Page 4


“I do hope she grows out of this dislike for soap suds.”


Lord Akeldama gave Lord Maccon a significant sort of once-over where he lurked behind his wife in the hallway. “My darling chamomile bud, we can but hope.”


Lord Maccon took mild offense and sniffed at himself subtly.


“Conall and I have been summoned to visit Woolsey. You will manage without us for the remainder of the night?”


“I believe we may, just possibly, survive, my little periwinkle.”


Lady Maccon smiled and was about to head upstairs to change her gown when someone pulled the bell rope. Being already in the hallway and hoping to keep Prudence from waking, Lord Maccon dashed to answer the door despite the fact that this was most unbecoming for a werewolf of his station, and it was someone else’s house.


“Oh, really, Conall. Do try not to behave like a footman,” remonstrated his wife.


Ignoring her, Lord Maccon opened the door with a flourish and a tiny bow—as behooved a footman.


Lady Maccon cast her hands up in exasperation.


Fortunately it was only Professor Lyall on the stoop.

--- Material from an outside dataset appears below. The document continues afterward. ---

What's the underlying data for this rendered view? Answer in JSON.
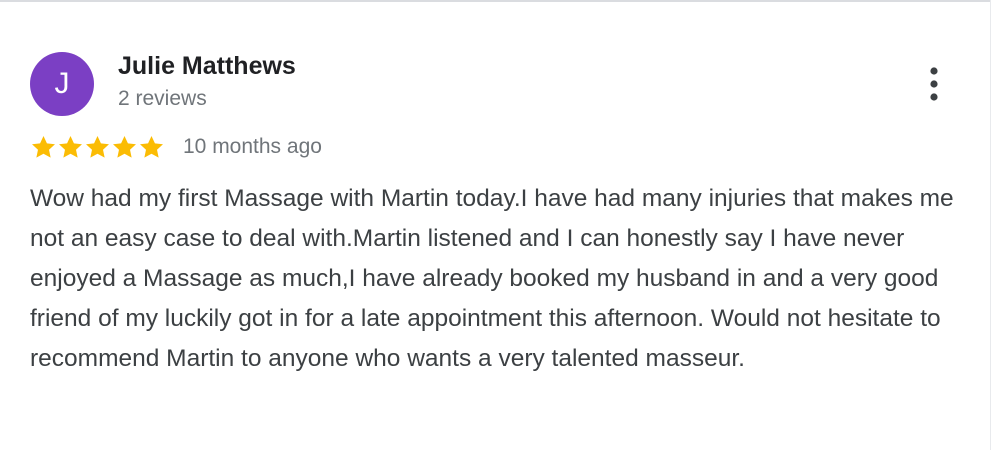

If any man was used to Lord Maccon’s disregard for all laws of propriety and precedence, it was his Beta. “Oh, good, my lord. I was hoping to catch you here.”


“Randolph.”


“Dolly darling!” said Lord Akeldama.


Professor Lyall didn’t even twitch an eyelid at the appalling moniker.


“You had a visitor, my lord,” said the Beta to his Alpha, looking refined.


Alexia was confident enough in her assessment of Lyall’s character to spot a certain tension. He displayed quick efficiency under most circumstances. Such forced calm as this indicated a need for caution.


Her husband knew this, too. Or perhaps he smelled something. He loosened his stance, prepared to fight. “BUR or pack business?”


“Pack.”


“Oh, must I? Is it terribly important? We are required out of town.”


Alexia interrupted. “I alone am required. You, as I understand it, my love, were simply coming along out of curiosity.”


Conall frowned. His wife knew perfectly well that the real reason he wished to accompany her was for security. He hated sending her into a hive alone. Alexia waggled her reticule at him. As yet, there was no new parasol in her life, but she still carried Ethel, and the sundowner gun was good enough when pointed at a vampire queen.


“I’m afraid this is important,” said a new voice from behind Professor Lyall, in the street.


Professor Lyall’s lip curled slightly. “I thought I told you to wait.”


“Dinna forget, I’m Alpha. You canna order me around like you do everyone else.”


Alexia thought that a tad unfair. Professor Lyall was many things, but he was not at all tyrannical. That was more Conall’s style. It might be better said that Professor Lyall arranged everyone and everything around him just so. Alexia didn’t mind in the least; she was rather fond of a nice arrangement.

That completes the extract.